Another variation would be to use a flexible array member as the last member (char extra_space[];) and just request extra space when you provide PyType_Spec.basicsize.

You can handle the initialization in the Py_tp_new slot and the cleanup in the Py_tp_dealloc slot (as usually).

Finally you'd provide PyMemberDefs for __name__ and __dict__ - something like:

static PyMemberDef cheese_members[] = {
    {"__dictoffset__", T_PYSSIZET, offsetof(BaseStruct, dict), READONLY},
    {"__name__", T_STRING, offsetof(BaseStruct, name), READONLY},
    {NULL}  /* Sentinel */
};

This should have most of the behaviour of a module but few of the restrictions.

Use a module

The module state is designed for storing this kind of extra information in. PEP-3121 gives an example of setting up a module state that I'll attempt to summarize here. I don't think you can use the example directly because I think the order of the fields has changed slightly since the PEP!

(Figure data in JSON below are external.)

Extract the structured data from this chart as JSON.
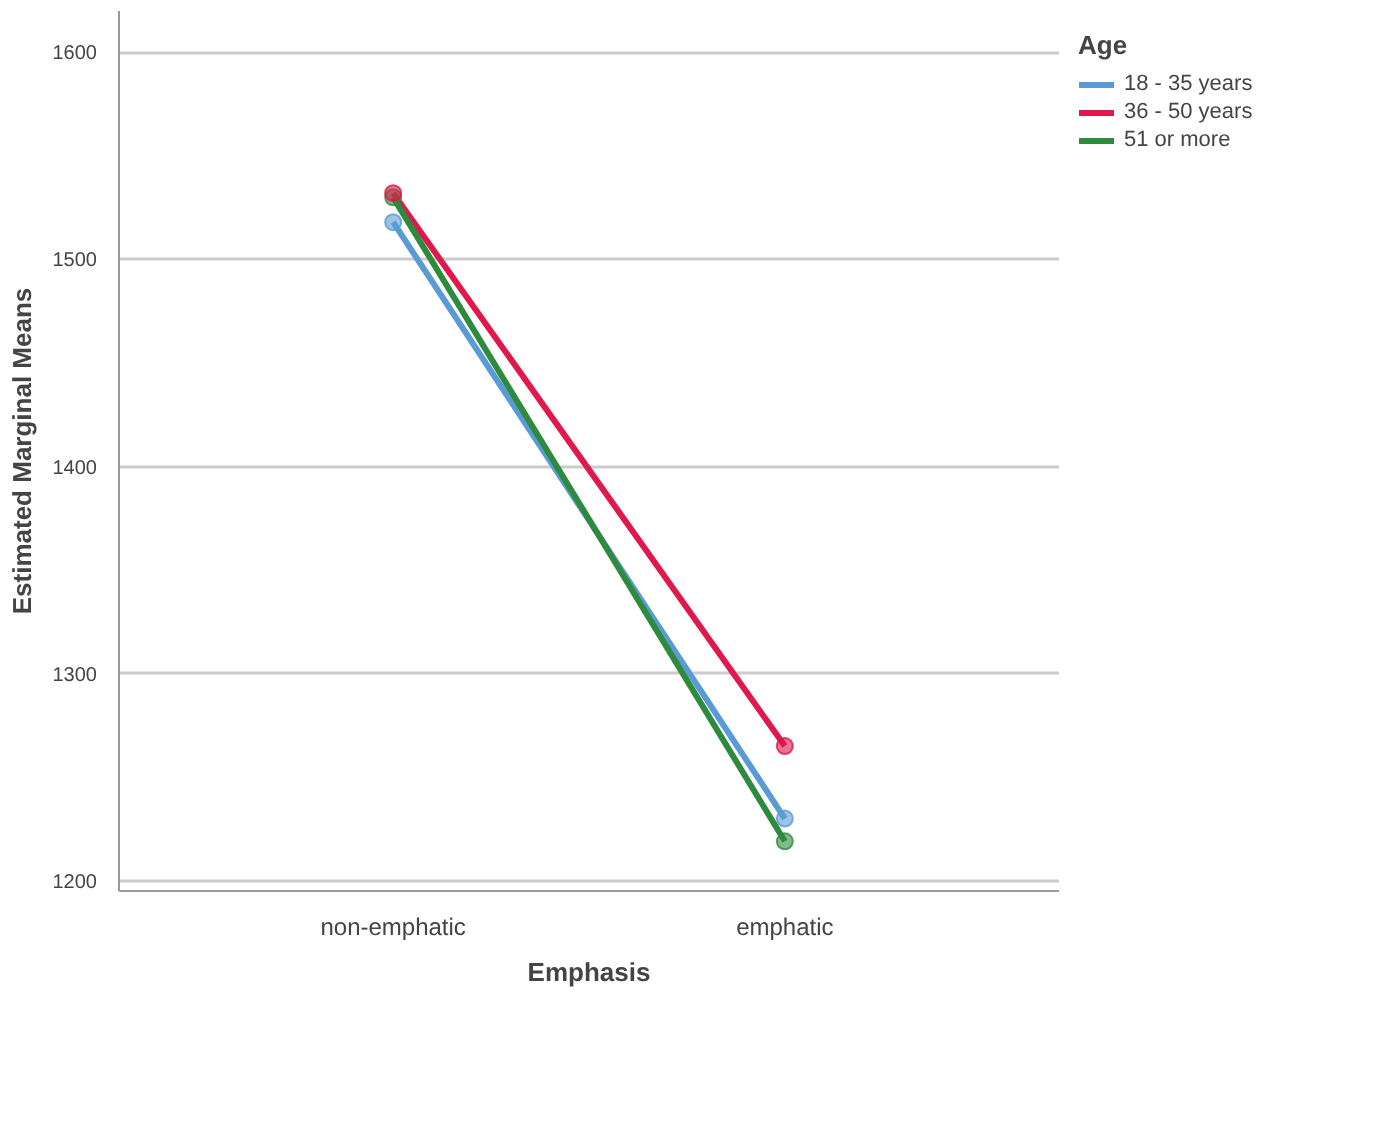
{
  "chart_data": {
    "type": "line",
    "xlabel": "Emphasis",
    "ylabel": "Estimated Marginal Means",
    "legend_title": "Age",
    "categories": [
      "non-emphatic",
      "emphatic"
    ],
    "series": [
      {
        "name": "18 - 35 years",
        "color": "#5b9bd5",
        "values": [
          1518,
          1230
        ]
      },
      {
        "name": "36 - 50 years",
        "color": "#e0184b",
        "values": [
          1532,
          1265
        ]
      },
      {
        "name": "51 or more",
        "color": "#2e8b3e",
        "values": [
          1530,
          1219
        ]
      }
    ],
    "ylim": [
      1195,
      1620
    ],
    "yticks": [
      1200,
      1300,
      1400,
      1500,
      1600
    ],
    "grid": "y",
    "legend": "top right",
    "marker": "circle"
  }
}
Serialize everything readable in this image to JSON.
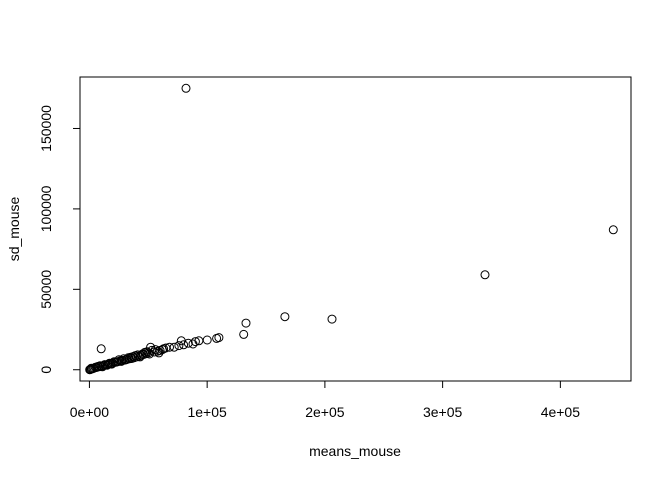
{
  "chart_data": {
    "type": "scatter",
    "title": "",
    "xlabel": "means_mouse",
    "ylabel": "sd_mouse",
    "xlim": [
      -8000,
      460000
    ],
    "ylim": [
      -7000,
      182000
    ],
    "x_ticks": [
      0,
      100000,
      200000,
      300000,
      400000
    ],
    "x_tick_labels": [
      "0e+00",
      "1e+05",
      "2e+05",
      "3e+05",
      "4e+05"
    ],
    "y_ticks": [
      0,
      50000,
      100000,
      150000
    ],
    "y_tick_labels": [
      "0",
      "50000",
      "100000",
      "150000"
    ],
    "grid": false,
    "legend": "none",
    "points": [
      [
        82000,
        175000
      ],
      [
        445000,
        87000
      ],
      [
        336000,
        59000
      ],
      [
        166000,
        33000
      ],
      [
        206000,
        31500
      ],
      [
        133000,
        29000
      ],
      [
        131000,
        22000
      ],
      [
        110000,
        20000
      ],
      [
        108000,
        19500
      ],
      [
        100000,
        18500
      ],
      [
        93000,
        18000
      ],
      [
        90000,
        17500
      ],
      [
        88000,
        16000
      ],
      [
        84000,
        16500
      ],
      [
        78000,
        18000
      ],
      [
        80000,
        15500
      ],
      [
        76000,
        15000
      ],
      [
        72000,
        14000
      ],
      [
        68000,
        14000
      ],
      [
        65000,
        13500
      ],
      [
        62000,
        12500
      ],
      [
        60000,
        12000
      ],
      [
        58000,
        11500
      ],
      [
        55000,
        11000
      ],
      [
        52000,
        14000
      ],
      [
        50000,
        10500
      ],
      [
        48000,
        10000
      ],
      [
        46000,
        9500
      ],
      [
        44000,
        9000
      ],
      [
        42000,
        8500
      ],
      [
        40000,
        8000
      ],
      [
        38000,
        7500
      ],
      [
        36000,
        7000
      ],
      [
        34000,
        6800
      ],
      [
        32000,
        6500
      ],
      [
        30000,
        6000
      ],
      [
        28000,
        5800
      ],
      [
        26000,
        5500
      ],
      [
        24000,
        5000
      ],
      [
        22000,
        4600
      ],
      [
        20000,
        4200
      ],
      [
        18000,
        3800
      ],
      [
        16000,
        3400
      ],
      [
        14000,
        3000
      ],
      [
        12000,
        2600
      ],
      [
        10000,
        13000
      ],
      [
        10000,
        2200
      ],
      [
        8000,
        1800
      ],
      [
        6000,
        1400
      ],
      [
        4000,
        1000
      ],
      [
        3000,
        700
      ],
      [
        2000,
        500
      ],
      [
        1000,
        300
      ],
      [
        500,
        100
      ],
      [
        200,
        50
      ],
      [
        1500,
        900
      ],
      [
        5000,
        1500
      ],
      [
        7000,
        2000
      ],
      [
        9000,
        2500
      ],
      [
        11000,
        1800
      ],
      [
        13000,
        3200
      ],
      [
        15000,
        2800
      ],
      [
        17000,
        4000
      ],
      [
        19000,
        3500
      ],
      [
        21000,
        5000
      ],
      [
        23000,
        4800
      ],
      [
        25000,
        6200
      ],
      [
        27000,
        5200
      ],
      [
        29000,
        6800
      ],
      [
        31000,
        6200
      ],
      [
        33000,
        7400
      ],
      [
        35000,
        7800
      ],
      [
        37000,
        8200
      ],
      [
        39000,
        8800
      ],
      [
        41000,
        9200
      ],
      [
        43000,
        8000
      ],
      [
        45000,
        9800
      ],
      [
        47000,
        10800
      ],
      [
        49000,
        11200
      ],
      [
        51000,
        9800
      ],
      [
        53000,
        12000
      ],
      [
        56000,
        12500
      ],
      [
        59000,
        10500
      ],
      [
        63000,
        13000
      ]
    ]
  }
}
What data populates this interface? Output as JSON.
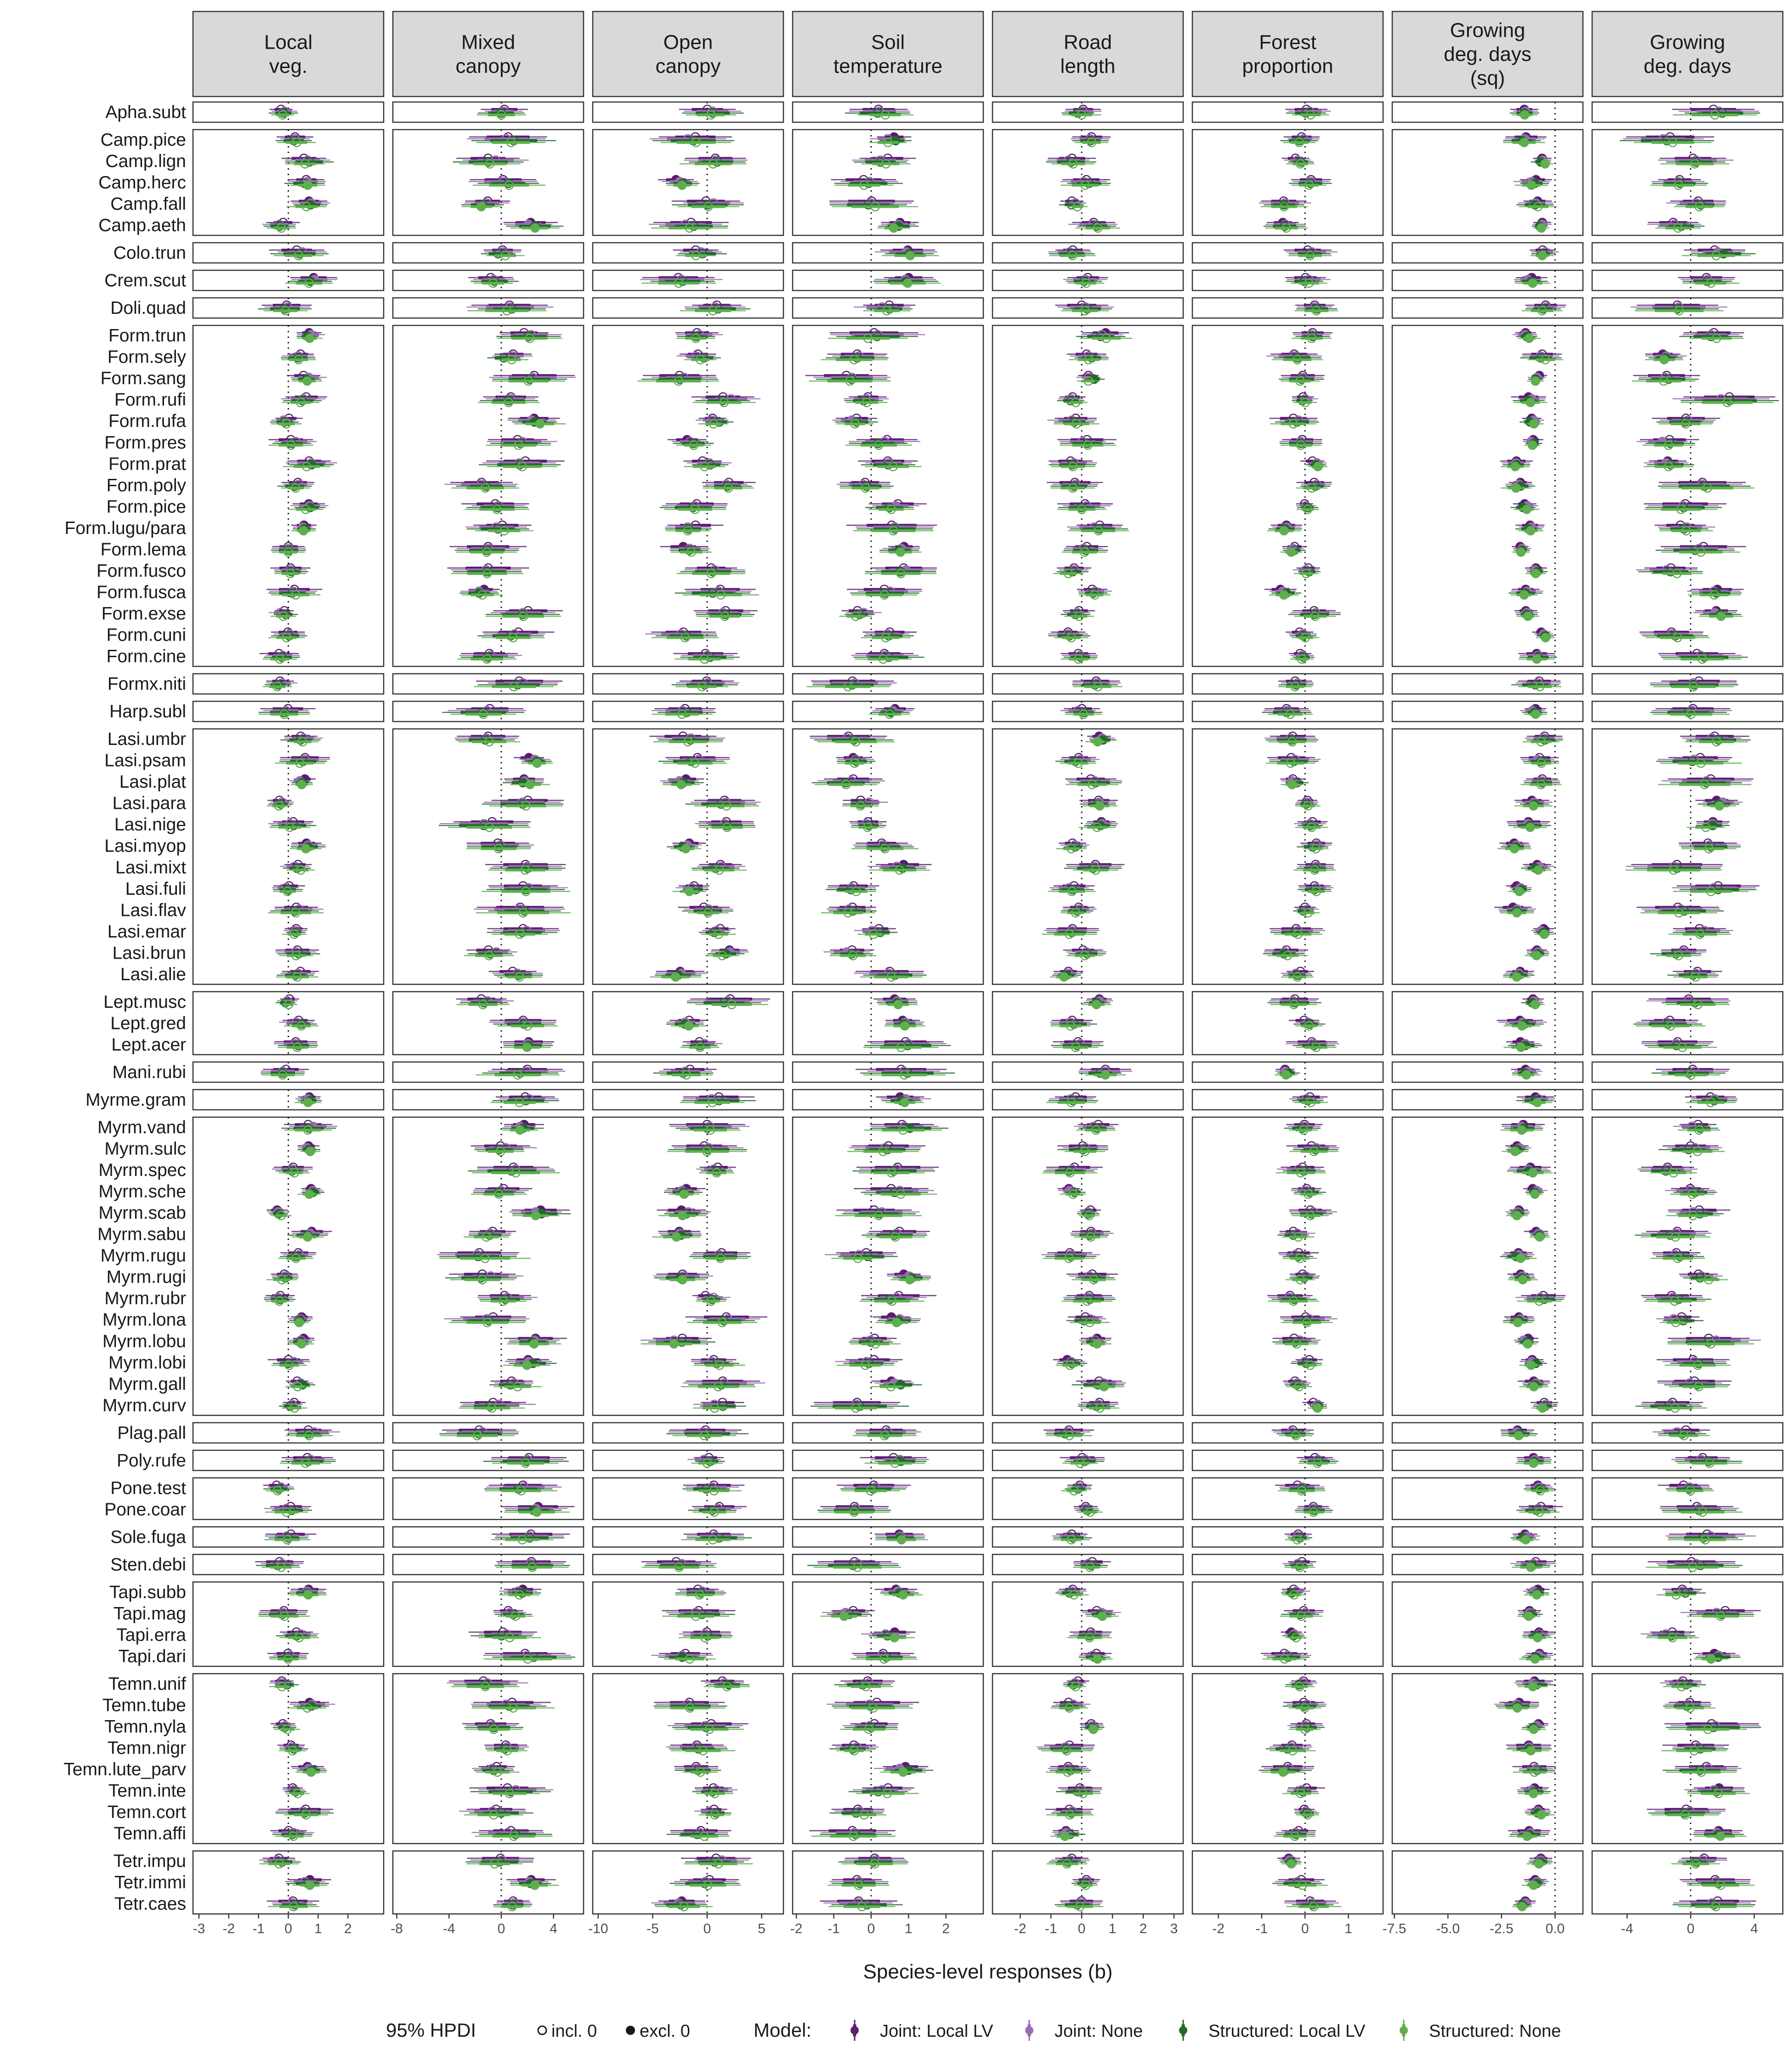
{
  "chart_data": {
    "type": "forest_plot",
    "xlabel": "Species-level responses (b)",
    "facets": [
      {
        "title": [
          "Local",
          "veg."
        ],
        "xlim": [
          -3.2,
          3.2
        ],
        "ticks": [
          -3,
          -2,
          -1,
          0,
          1,
          2
        ],
        "center": 0.2,
        "spread": 0.6
      },
      {
        "title": [
          "Mixed",
          "canopy"
        ],
        "xlim": [
          -8.3,
          6.3
        ],
        "ticks": [
          -8,
          -4,
          0,
          4
        ],
        "center": 0.5,
        "spread": 2.2
      },
      {
        "title": [
          "Open",
          "canopy"
        ],
        "xlim": [
          -10.5,
          7
        ],
        "ticks": [
          -10,
          -5,
          0,
          5
        ],
        "center": -0.5,
        "spread": 2.4
      },
      {
        "title": [
          "Soil",
          "temperature"
        ],
        "xlim": [
          -2.1,
          3
        ],
        "ticks": [
          -2,
          -1,
          0,
          1,
          2
        ],
        "center": 0.2,
        "spread": 0.8
      },
      {
        "title": [
          "Road",
          "length"
        ],
        "xlim": [
          -2.9,
          3.3
        ],
        "ticks": [
          -2,
          -1,
          0,
          1,
          2,
          3
        ],
        "center": 0.1,
        "spread": 0.6
      },
      {
        "title": [
          "Forest",
          "proportion"
        ],
        "xlim": [
          -2.6,
          1.8
        ],
        "ticks": [
          -2,
          -1,
          0,
          1
        ],
        "center": -0.1,
        "spread": 0.4
      },
      {
        "title": [
          "Growing",
          "deg. days",
          "(sq)"
        ],
        "xlim": [
          -7.6,
          1.3
        ],
        "ticks": [
          -7.5,
          -5.0,
          -2.5,
          0.0
        ],
        "tickLabels": [
          "-7.5",
          "-5.0",
          "-2.5",
          "0.0"
        ],
        "center": -1.2,
        "spread": 0.7
      },
      {
        "title": [
          "Growing",
          "deg. days"
        ],
        "xlim": [
          -6.2,
          5.8
        ],
        "ticks": [
          -4,
          0,
          4
        ],
        "center": 0.3,
        "spread": 1.9
      }
    ],
    "groups": [
      {
        "species": [
          "Apha.subt"
        ]
      },
      {
        "species": [
          "Camp.pice",
          "Camp.lign",
          "Camp.herc",
          "Camp.fall",
          "Camp.aeth"
        ]
      },
      {
        "species": [
          "Colo.trun"
        ]
      },
      {
        "species": [
          "Crem.scut"
        ]
      },
      {
        "species": [
          "Doli.quad"
        ]
      },
      {
        "species": [
          "Form.trun",
          "Form.sely",
          "Form.sang",
          "Form.rufi",
          "Form.rufa",
          "Form.pres",
          "Form.prat",
          "Form.poly",
          "Form.pice",
          "Form.lugu/para",
          "Form.lema",
          "Form.fusco",
          "Form.fusca",
          "Form.exse",
          "Form.cuni",
          "Form.cine"
        ]
      },
      {
        "species": [
          "Formx.niti"
        ]
      },
      {
        "species": [
          "Harp.subl"
        ]
      },
      {
        "species": [
          "Lasi.umbr",
          "Lasi.psam",
          "Lasi.plat",
          "Lasi.para",
          "Lasi.nige",
          "Lasi.myop",
          "Lasi.mixt",
          "Lasi.fuli",
          "Lasi.flav",
          "Lasi.emar",
          "Lasi.brun",
          "Lasi.alie"
        ]
      },
      {
        "species": [
          "Lept.musc",
          "Lept.gred",
          "Lept.acer"
        ]
      },
      {
        "species": [
          "Mani.rubi"
        ]
      },
      {
        "species": [
          "Myrme.gram"
        ]
      },
      {
        "species": [
          "Myrm.vand",
          "Myrm.sulc",
          "Myrm.spec",
          "Myrm.sche",
          "Myrm.scab",
          "Myrm.sabu",
          "Myrm.rugu",
          "Myrm.rugi",
          "Myrm.rubr",
          "Myrm.lona",
          "Myrm.lobu",
          "Myrm.lobi",
          "Myrm.gall",
          "Myrm.curv"
        ]
      },
      {
        "species": [
          "Plag.pall"
        ]
      },
      {
        "species": [
          "Poly.rufe"
        ]
      },
      {
        "species": [
          "Pone.test",
          "Pone.coar"
        ]
      },
      {
        "species": [
          "Sole.fuga"
        ]
      },
      {
        "species": [
          "Sten.debi"
        ]
      },
      {
        "species": [
          "Tapi.subb",
          "Tapi.mag",
          "Tapi.erra",
          "Tapi.dari"
        ]
      },
      {
        "species": [
          "Temn.unif",
          "Temn.tube",
          "Temn.nyla",
          "Temn.nigr",
          "Temn.lute_parv",
          "Temn.inte",
          "Temn.cort",
          "Temn.affi"
        ]
      },
      {
        "species": [
          "Tetr.impu",
          "Tetr.immi",
          "Tetr.caes"
        ]
      }
    ],
    "models": [
      {
        "name": "Joint: Local LV",
        "color": "#5a1e6e"
      },
      {
        "name": "Joint: None",
        "color": "#9a6bb3"
      },
      {
        "name": "Structured: Local LV",
        "color": "#1f6b2a"
      },
      {
        "name": "Structured: None",
        "color": "#5fae4f"
      }
    ],
    "hpdi_legend": {
      "title": "95% HPDI",
      "open": "incl. 0",
      "filled": "excl. 0"
    },
    "model_legend_title": "Model:",
    "reference_line": 0
  }
}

You create a struct that you use for the module state

typedef struct {
    struct cheese_data* data;
    /* alternatively cheese_data might just be part of the struct
     * rather than dynamically allocated in addition to the struct
     */
} MyModState;

In the PyModuleDef you specify the m_size option, typically as sizeof(MyModState). The complication here is that you can't use a static PyModuleDef because you're aiming to dynamically create this modules:

PyModuleDef *mod_def = malloc(sizeof(PyModuleDef));
struct PyModuleDef mod_def_tmp = {
    PyModuleDef_HEAD_INIT,
    .m_name = "some name",
    .m_size = sizeof(MyModState),
    /* etc */
};
*mod_def = mod_def_tmp;

Initializing the state structure goes in the Py_mod_exec slot (assuming you're using multi-phase initialization):

static int
my_module_exec(PyObject *m) {
    MyModState* state = (MyModState*)PyModule_GetState(m);
    state->data = malloc(sizeof(struct cheese_data));
    /* etc */
}

While cleanup of the state goes is handled by specifying a m_free function in the module spec,

static void free_module(PyObject* m) {
    MyModState* state = (MyModState*)PyModule_GetState(m);
    free(state->data);
}

/* in the PyModuleDef */
    .m_free = free_module,
/* ... */

The final issue is to deallocate the PyModuleDef so that it doesn't leak memory. Looking into the Python source code you see that the last use for the PyModuleDef object is looking up m_free and calling that.

Therefore, I believe it should be safe to also deallocate the module def by free(m->m_def) within m_free (and also to deallocate any parts of that which were dynamically allocated, for example the name strings). However - this seems like a hacky solution so I wouldn't treat it as completely future-proof for all versions of Python.